Kriminoloji uzmanı James Q.Wilson’un teorisi KIRIK CAMLARI’ı belki duymuşsunuzdur. Eğer sokakta giderken, kırık camlı (ve tamir edilmemiş) bir bina varsa, yavaş yavaş bu binanın diğer camları da etraftakiler tarafından kırılır. Çünkü insanlar bu binadakilerin ya orada olmadığına yada bu konuyla ilgilenmediklerine inanırlar. Akabinde bu anarşi önce binayı sarar, sonra da sokağı…
Michael Levine’in kitabı KIRIK CAMLAR, KIRIK İŞLETME‘de, bu teoriyi pazarlamaya uyarlamış. Eğer detaylara önem vermezseniz, detaylar tüm işinizin yok olmasına sebep olabilir. Bu kırık cam, kötü bir alo sesi, feci bir kart, başarısız bir satış elemanı, önemsemez bir işçi veya mal iadesindeki aptalca bir kural olabilir. Bu detaylar, işletmenizin KIRILMASINA yol açabilir.

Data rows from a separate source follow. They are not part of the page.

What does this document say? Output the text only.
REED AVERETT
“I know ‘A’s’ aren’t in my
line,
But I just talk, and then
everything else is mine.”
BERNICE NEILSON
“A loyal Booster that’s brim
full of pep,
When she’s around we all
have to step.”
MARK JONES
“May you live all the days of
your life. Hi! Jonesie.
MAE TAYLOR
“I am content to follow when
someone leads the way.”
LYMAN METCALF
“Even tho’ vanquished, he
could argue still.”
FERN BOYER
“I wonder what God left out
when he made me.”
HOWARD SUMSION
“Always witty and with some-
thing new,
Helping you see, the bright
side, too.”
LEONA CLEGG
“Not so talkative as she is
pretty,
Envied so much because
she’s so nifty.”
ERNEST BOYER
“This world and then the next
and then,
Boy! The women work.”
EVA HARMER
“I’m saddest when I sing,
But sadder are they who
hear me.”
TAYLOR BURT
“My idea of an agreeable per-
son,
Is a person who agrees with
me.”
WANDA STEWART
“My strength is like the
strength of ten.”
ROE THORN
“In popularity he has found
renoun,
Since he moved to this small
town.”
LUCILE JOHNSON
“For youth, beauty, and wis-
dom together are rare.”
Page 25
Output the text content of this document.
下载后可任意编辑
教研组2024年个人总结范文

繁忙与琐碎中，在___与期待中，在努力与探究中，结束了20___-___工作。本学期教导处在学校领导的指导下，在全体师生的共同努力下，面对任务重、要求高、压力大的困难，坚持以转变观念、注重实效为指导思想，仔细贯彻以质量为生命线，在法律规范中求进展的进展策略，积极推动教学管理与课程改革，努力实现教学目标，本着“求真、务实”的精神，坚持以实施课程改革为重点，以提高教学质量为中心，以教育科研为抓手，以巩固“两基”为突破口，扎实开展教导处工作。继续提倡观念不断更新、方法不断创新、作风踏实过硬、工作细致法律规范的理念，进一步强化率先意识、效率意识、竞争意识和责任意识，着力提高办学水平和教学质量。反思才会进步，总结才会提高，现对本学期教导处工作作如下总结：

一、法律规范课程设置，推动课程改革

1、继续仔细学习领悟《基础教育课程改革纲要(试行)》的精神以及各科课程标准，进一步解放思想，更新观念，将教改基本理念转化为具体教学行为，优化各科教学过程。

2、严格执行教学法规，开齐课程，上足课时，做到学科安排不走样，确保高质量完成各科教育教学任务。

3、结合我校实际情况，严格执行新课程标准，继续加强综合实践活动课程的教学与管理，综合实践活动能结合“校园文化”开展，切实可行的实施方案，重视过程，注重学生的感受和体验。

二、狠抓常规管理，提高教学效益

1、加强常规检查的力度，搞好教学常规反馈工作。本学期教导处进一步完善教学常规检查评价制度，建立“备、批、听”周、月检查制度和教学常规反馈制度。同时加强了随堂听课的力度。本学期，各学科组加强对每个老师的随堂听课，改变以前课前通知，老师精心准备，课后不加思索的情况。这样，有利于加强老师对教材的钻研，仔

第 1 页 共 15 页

B2B Blog, bu kuraldan yola çıkarak yeni bir kuram ortaya attı; PAZARLAMACILAR GARDİYAN’dır. Bu detaylarla ilgilenmek zorundadırlar. Şirketteki tüm kırık camları tamir etmek zorundadırlar. Pazarlamacılar, şirketin duvarının boyanmasıyla ilgilenmek, yeni kart tasarımına ihtiyaç olduğunu ispatlamak, girişteki resepsiyonun yenilenmesiyle uğraşmak, katalogları, web sitelerini her sene yeniden tasarlamak zorundalar. Üstelik bu işler için yapılacak harcamaların hiçbiri, ne satış olarak dönecek ne de bir tane daha müşteri…
AMA, eğer bunları yapmazsanız müşterinizi kaybedeceksiniz. Çünkü bunları “YAPMADIĞINIZDA MÜŞTERİNİZ FARK EDECEK”!
Önümüzdeki senenin pazarlama bütçesine KIRIK CAMLARI’da ekleyin…
Ben bunu uzun zamandır iş yerlerimde uyguluyorum. Birileri tarafından ” ya sana ne şirketin görüntüsünden” laflarını çokça duymakla birlikte, tezim hep aynı;
“Müşteri Farketmeden Biz Farkedelim”
BENIM KANIMCA COK ONEMLI VE YERINDE BIR TESPIT.TESEKKUR EDERIM
bence insanlar bu gibi konuları, işimin gerekliliğinden..
sözünü unutmamalıdırlar. tabi gelecek istiyorlarsa.